Hawaii wine refers to wine made in the U.S. state of Hawaii. The island of Maui is where the bulk of the state's wine is produced though there is some production on the island of Hawaii. The state mainly produces fruit wine such as a pineapple sparkling wine. In July 2021, the Ulupalakua AVA was designated on Maui, the first American Viticultural Area in Hawaii and the only outside of the contiguous United States.

Grapes and wines
The Symphony grape is the principal grape wine made in the state and produces an off-dry, fruity white wine. Viticulture in Hawaii is made possible by the higher elevation of the area's volcanic mountains and ridges.

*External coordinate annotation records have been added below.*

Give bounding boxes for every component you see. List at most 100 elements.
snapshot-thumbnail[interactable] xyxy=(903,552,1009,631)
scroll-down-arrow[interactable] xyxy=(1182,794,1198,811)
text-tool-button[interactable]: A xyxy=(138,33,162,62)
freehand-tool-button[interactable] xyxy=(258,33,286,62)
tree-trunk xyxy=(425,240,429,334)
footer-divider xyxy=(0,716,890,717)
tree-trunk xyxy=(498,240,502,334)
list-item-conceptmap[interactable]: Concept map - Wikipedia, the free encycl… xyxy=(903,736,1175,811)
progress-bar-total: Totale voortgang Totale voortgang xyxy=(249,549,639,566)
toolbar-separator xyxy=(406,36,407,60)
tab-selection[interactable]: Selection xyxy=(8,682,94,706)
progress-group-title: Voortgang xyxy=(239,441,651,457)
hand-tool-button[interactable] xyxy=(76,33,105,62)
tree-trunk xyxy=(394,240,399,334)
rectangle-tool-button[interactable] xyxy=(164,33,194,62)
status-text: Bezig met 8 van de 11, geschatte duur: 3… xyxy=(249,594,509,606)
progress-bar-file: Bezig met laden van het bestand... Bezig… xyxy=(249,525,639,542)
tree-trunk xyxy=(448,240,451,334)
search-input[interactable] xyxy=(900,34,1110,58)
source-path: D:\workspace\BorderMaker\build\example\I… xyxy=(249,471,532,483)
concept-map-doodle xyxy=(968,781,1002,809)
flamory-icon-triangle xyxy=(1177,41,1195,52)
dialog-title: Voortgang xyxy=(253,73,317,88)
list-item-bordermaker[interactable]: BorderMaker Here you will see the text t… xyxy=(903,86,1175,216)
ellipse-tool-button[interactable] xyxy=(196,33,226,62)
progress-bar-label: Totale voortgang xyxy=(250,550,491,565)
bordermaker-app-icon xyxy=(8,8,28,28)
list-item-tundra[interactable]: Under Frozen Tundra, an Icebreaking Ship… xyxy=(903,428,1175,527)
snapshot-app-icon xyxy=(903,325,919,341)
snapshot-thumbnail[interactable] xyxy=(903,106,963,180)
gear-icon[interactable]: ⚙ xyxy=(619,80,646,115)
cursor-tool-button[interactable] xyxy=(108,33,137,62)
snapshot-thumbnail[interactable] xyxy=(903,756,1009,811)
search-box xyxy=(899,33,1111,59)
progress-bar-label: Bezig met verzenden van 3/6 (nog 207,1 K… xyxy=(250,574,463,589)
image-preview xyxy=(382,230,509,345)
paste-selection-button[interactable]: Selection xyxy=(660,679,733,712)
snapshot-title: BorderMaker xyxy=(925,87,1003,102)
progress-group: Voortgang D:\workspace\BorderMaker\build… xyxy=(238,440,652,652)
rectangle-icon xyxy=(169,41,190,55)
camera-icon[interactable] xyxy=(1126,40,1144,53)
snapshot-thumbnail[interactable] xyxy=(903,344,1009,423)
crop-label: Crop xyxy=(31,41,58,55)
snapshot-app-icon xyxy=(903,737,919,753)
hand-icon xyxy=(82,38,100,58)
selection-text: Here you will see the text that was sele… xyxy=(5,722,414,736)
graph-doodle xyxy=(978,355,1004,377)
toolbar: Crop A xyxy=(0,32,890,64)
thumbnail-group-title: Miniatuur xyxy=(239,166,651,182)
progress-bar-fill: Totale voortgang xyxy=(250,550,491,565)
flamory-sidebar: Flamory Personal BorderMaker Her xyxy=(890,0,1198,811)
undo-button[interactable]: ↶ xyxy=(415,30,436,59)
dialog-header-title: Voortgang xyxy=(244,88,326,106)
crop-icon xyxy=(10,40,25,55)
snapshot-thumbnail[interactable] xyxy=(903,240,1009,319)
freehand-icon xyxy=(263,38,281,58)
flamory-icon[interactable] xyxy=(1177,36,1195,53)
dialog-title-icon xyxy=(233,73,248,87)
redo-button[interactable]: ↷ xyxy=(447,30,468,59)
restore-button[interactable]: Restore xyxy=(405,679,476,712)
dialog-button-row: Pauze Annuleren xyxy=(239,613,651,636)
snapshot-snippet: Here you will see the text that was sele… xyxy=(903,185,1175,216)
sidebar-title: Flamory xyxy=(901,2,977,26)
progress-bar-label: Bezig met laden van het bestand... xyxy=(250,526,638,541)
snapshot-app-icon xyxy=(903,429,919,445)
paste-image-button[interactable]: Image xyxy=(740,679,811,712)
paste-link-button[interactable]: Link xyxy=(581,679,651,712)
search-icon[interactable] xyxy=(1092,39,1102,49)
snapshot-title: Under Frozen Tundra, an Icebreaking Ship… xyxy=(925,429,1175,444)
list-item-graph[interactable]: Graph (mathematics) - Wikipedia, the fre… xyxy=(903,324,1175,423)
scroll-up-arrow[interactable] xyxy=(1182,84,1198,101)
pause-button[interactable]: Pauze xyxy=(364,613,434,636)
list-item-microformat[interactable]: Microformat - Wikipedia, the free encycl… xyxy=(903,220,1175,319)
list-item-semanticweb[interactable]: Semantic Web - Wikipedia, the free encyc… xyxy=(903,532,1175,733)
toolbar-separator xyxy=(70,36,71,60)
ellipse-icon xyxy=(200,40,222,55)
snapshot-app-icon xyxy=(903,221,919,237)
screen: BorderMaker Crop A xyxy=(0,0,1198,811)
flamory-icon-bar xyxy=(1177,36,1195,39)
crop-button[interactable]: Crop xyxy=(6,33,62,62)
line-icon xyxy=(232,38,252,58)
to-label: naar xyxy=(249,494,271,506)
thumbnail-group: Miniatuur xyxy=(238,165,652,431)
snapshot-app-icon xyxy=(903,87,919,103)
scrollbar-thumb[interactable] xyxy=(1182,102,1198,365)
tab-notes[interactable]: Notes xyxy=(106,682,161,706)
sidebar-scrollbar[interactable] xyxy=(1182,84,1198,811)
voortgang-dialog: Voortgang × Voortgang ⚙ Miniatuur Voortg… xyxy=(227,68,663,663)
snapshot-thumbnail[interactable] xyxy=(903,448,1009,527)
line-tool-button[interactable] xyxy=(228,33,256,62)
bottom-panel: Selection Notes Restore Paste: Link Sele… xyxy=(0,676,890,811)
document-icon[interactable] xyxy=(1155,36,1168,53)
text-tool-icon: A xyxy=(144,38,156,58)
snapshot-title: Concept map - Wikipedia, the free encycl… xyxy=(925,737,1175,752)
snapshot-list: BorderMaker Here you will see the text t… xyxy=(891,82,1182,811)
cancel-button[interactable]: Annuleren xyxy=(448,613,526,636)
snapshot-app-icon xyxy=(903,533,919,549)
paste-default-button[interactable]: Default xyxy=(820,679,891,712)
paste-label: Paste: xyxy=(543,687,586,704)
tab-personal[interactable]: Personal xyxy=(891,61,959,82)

Availability within the United States
A law passed in 2001 and signed by Governor Ben Cayetano opened up the Hawaiian wine industry to more domestic trading within the mainland United States. The new law allows the state to enter into reciprocal trade agreements with other states, enabling residents of Hawaii to purchase wine directly from wineries in those states in exchange for those states allowing Hawaiian wineries to sell wine in those states without having to go through a wholesaler in the typical three-tier distribution system.

Winery and Vineyards
Three main winery-vineyards operate in Hawaii:

MauiWine, formerly Tedeschi Vineyards (on Maui)
Volcano Winery (on Hawaii Island)
Oeno Winemaking (on Oahu)

In November 2020, the TTB received a petition from Mark Beaman, winemaker at Maui Wines, proposing the establishment of the Ulupalakua AVA. The proposed Ulupalakua AVA is located within the 18,000-acre Ulupalakua Ranch on the island of Maui and is approximately 70 acres, with about 16 acres of vineyards. The AVA was approved in July 2021.